The reviews are in from the Republicans’ train wreck of a retreat in West Virginia, and it sounds like they enjoyed the actual train wreck on the way there more.
Even though Trump gave a speech to all the Republican members of the House and Senate praising an overwhelming sense of unity, it was little more than hot air.
He gave his speech and then immediately left without taking questions, which is the normal chain of events. He left Republicans scratching their heads on where that unity would come from, as Trump gave no indication on how he planned to solve any of the challenges facing the party.
Reports from retreat attendees are bleak. Republicans found no consensus on a way forward on immigration, raising the debt ceiling, or infrastructure.
Rep. Charlie Dent (R-PA) described the party’s avoidance of talking about difficult issues perfectly.
He likened it to a “a dysfunctional family. Dad’s drunk again but we don’t talk about it.”
Republicans left the retreat today and headed back to Washington to face a daunting slate of legislative tasks. They have to keep the government from shutting down next week, and if they manage to do that, their reward is a bitter fight over immigration.
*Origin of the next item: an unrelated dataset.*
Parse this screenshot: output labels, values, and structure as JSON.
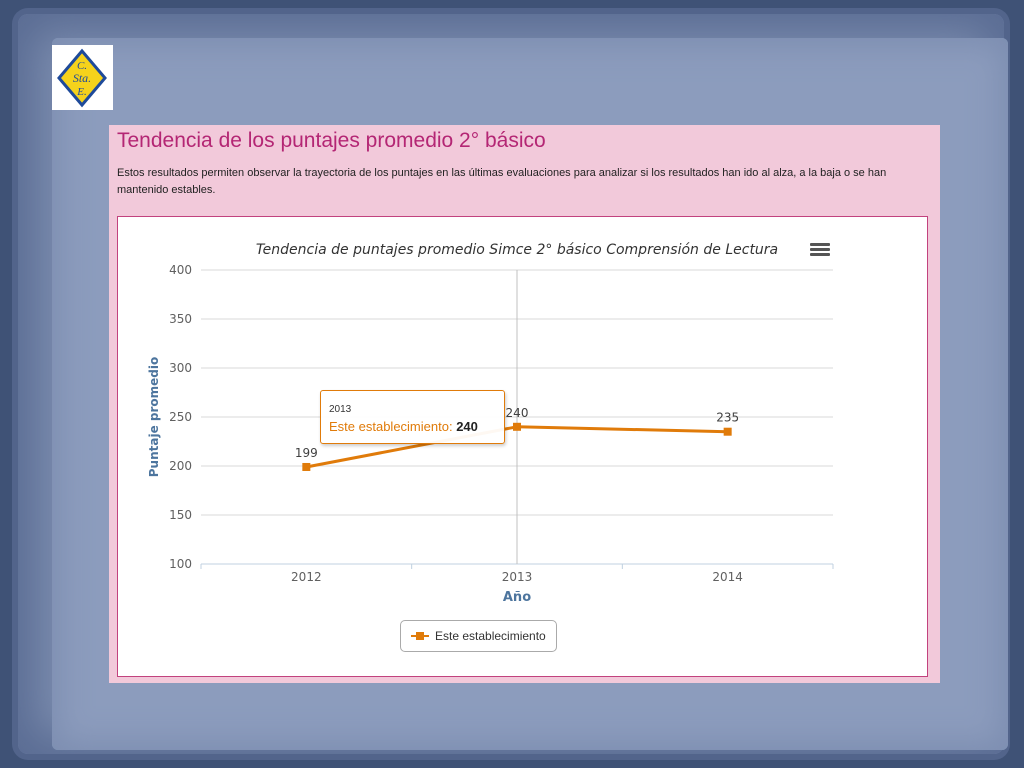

Lawmakers are split on whether to take a comprehensive or a more surgical, individual approach to immigration. Some Republicans see a way forward only if the reform focuses on one or two things at a time, like DACA or a border wall. Others say a one- or two-pronged approach is a nonstarter, that it’s all or nothing.
Doesn’t look like favorable terms to start out negotiations with.
Upper level Trump administration officials are getting tired of this back and forth. Secretary of Defense Jim Mattis urged Republicans to get it together and find a way to fund the government long term to allow the military to function properly.
Republicans fought over just about everything. They disagreed about immigration. They’re going to put Trump’s $1.5 trillion infrastructure plan at risk, too. There almost certainly won’t be 60 votes necessary to pass a possible gas tax to pay for it.
Nor will there be 60 votes for Paul Ryan’s pet project: entitlement reform, or as he euphemistically calls it, “workforce development.”
The frustration was palpable, especially at a joint press conference where Rep. Steve Womack took Senate Republicans to task for being unable to pass a single House-approved budget yet. He basically said the Senate is making everyone look bad. Some Republican Congresspeople grumbled about getting rid of the filibuster, but looks like McConnell said that’s a hard no.
Something’s definitely rotten in the state of West Virginia and Congressional Republicans are taking that stink with them back to Washington.